Outdoor lighting is used for many reasons including security, sporting events, and advertising. Some outdoor lighting is more efficient in its design and/or placement and limits the amount of light shining up or away from the intended purpose. Using lights at night can be helpful, but there are trade-offs in the form of unanticipated effects.

Lights at night can impact both the biology and ecology of species in the wild. Some examples include:

  • The disorientation of sea turtle hatchlings by beachfront lighting
  • Nesting choices and breeding success of birds
  • Behavioral and physiological changes in salamanders
  • Disturbances of nocturnal animals
  • Altered natural light regimes in terrestrial and aquatic ecosystems
  • A dull and unclear view of the sky and the stars

This information is from a US government website. US government websites are not copyrighted

Is light pollution a problem?

Yes

  • It disrupts wildlife. Excessive light pollution in cities can result in the disruption of wildlife due to the confusion caused by the artificial light level over day and night.
  • Stars would be far more visible and interesting if light pollution didn't exist. In some major cities like New York and sometimes Paris and London, the stars are not visible at all because of light pollution. Even in smaller cities, light pollution blocks the view of the sky. The night sky would be far more interesting and has proven to be better without light pollution. Initiatives like Earth Hour help light pollution to ease and makes the view of the sky much more visible. It is not a life or death situation but this still is a problem and astronomers would love the problem to be fixed. Even Lisa Simpson ( From The Simpsons) has a strong dislike of light pollution and Springfield temporarily fixes the problem in one episode.


No

  • It doesn't harm anyone. Light pollution is only a bit of light. It has never been known to cause any serious illnesses.

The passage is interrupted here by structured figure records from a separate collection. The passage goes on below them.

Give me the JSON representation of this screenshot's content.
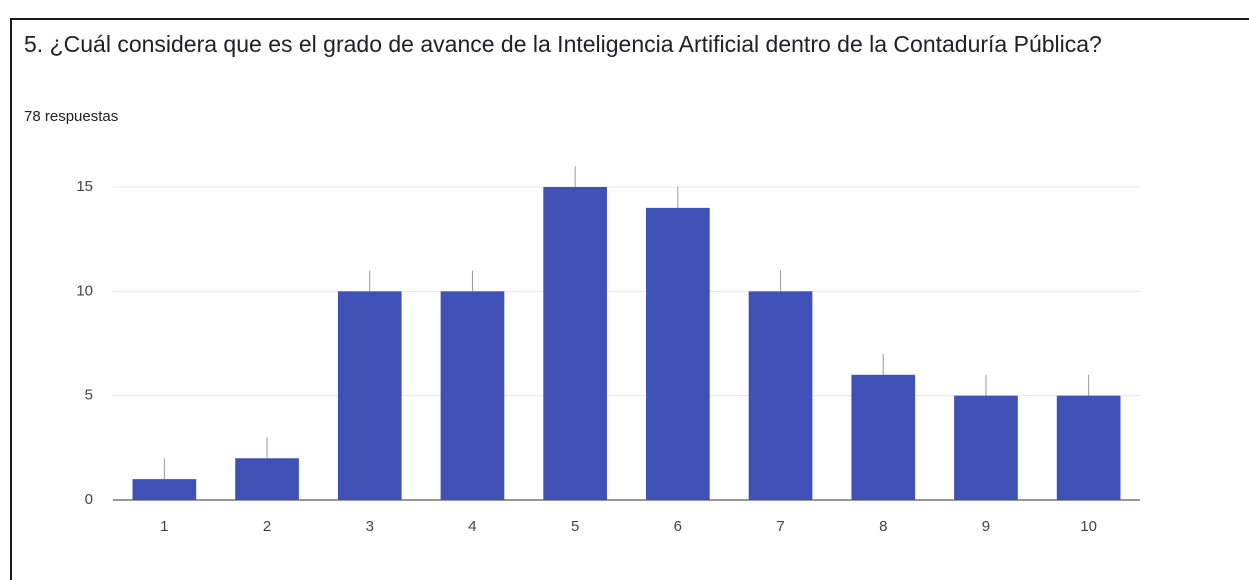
{
  "chart_data": {
    "type": "bar",
    "title": "5. ¿Cuál considera que es el grado de avance de la Inteligencia Artificial dentro de la Contaduría Pública?",
    "subtitle": "78 respuestas",
    "categories": [
      "1",
      "2",
      "3",
      "4",
      "5",
      "6",
      "7",
      "8",
      "9",
      "10"
    ],
    "values": [
      1,
      2,
      10,
      10,
      15,
      14,
      10,
      6,
      5,
      5
    ],
    "color": "#3f51b5",
    "ylim": [
      0,
      15
    ],
    "yticks": [
      0,
      5,
      10,
      15
    ],
    "grid": true
  }
}
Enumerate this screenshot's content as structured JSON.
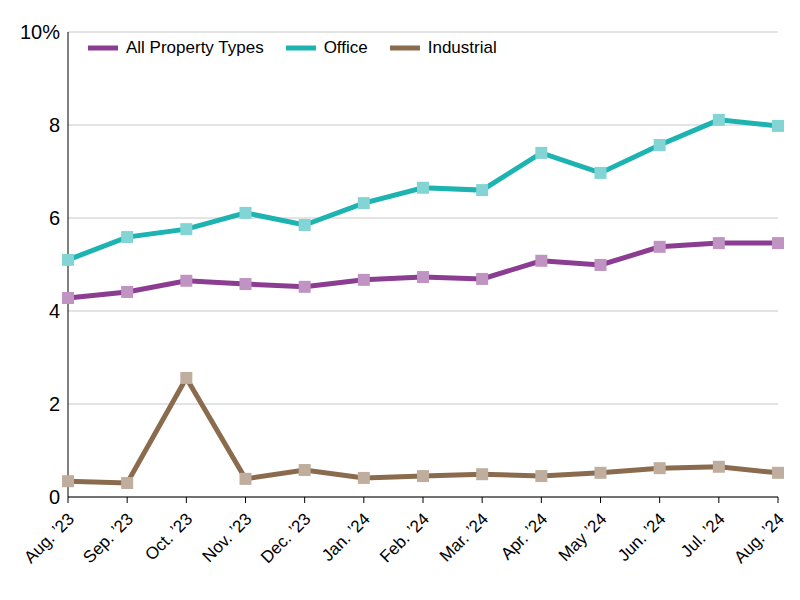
{
  "chart_data": {
    "type": "line",
    "categories": [
      "Aug. ’23",
      "Sep. ’23",
      "Oct. ’23",
      "Nov. ’23",
      "Dec. ’23",
      "Jan. ’24",
      "Feb. ’24",
      "Mar. ’24",
      "Apr. ’24",
      "May ’24",
      "Jun. ’24",
      "Jul. ’24",
      "Aug. ’24"
    ],
    "series": [
      {
        "name": "All Property Types",
        "color": "#8b3d92",
        "marker": "square",
        "values": [
          4.28,
          4.41,
          4.65,
          4.58,
          4.52,
          4.67,
          4.73,
          4.69,
          5.08,
          4.99,
          5.38,
          5.46,
          5.46
        ]
      },
      {
        "name": "Office",
        "color": "#1cb3b0",
        "marker": "square",
        "values": [
          5.1,
          5.59,
          5.76,
          6.11,
          5.85,
          6.32,
          6.65,
          6.6,
          7.4,
          6.97,
          7.57,
          8.11,
          7.98
        ]
      },
      {
        "name": "Industrial",
        "color": "#8b6b4e",
        "marker": "square",
        "values": [
          0.34,
          0.3,
          2.56,
          0.39,
          0.58,
          0.41,
          0.45,
          0.49,
          0.45,
          0.52,
          0.62,
          0.65,
          0.52
        ]
      }
    ],
    "ylim": [
      0,
      10
    ],
    "yticks": [
      0,
      2,
      4,
      6,
      8,
      {
        "value": 10,
        "label": "10%"
      }
    ],
    "grid": true,
    "legend": "top-left"
  }
}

Can light pollution be eradicated?

Yes

  • It is caused by humans, so humans can eradicate it. Humans can easily stop using some things that produce light. This may be inconvenient for some people but it would be successful in eradicating light pollution.




No

  • Humans are used to using electrical goods. Humans are now very used to electrical goods, and as a result they would struggle to stop using them.




Should light pollution be eradicated?

Yes

  • It disrupts wildlife and can easily be stopped. Excessive light pollution in cities can result in the disruption of wildlife due to the confusion caused by the artificial light level over day and night. In addition, this problem can easily be prevented by eradicating light pollution. It can easily be stopped, too, simply by reducing the lights that are on during the night. Councils and governments should consider dimming lights to make light pollution lees of a problem.


No

  • There are no problems with light pollution. Light pollution is only a bit of light. It has never been known to cause any serious illnesses.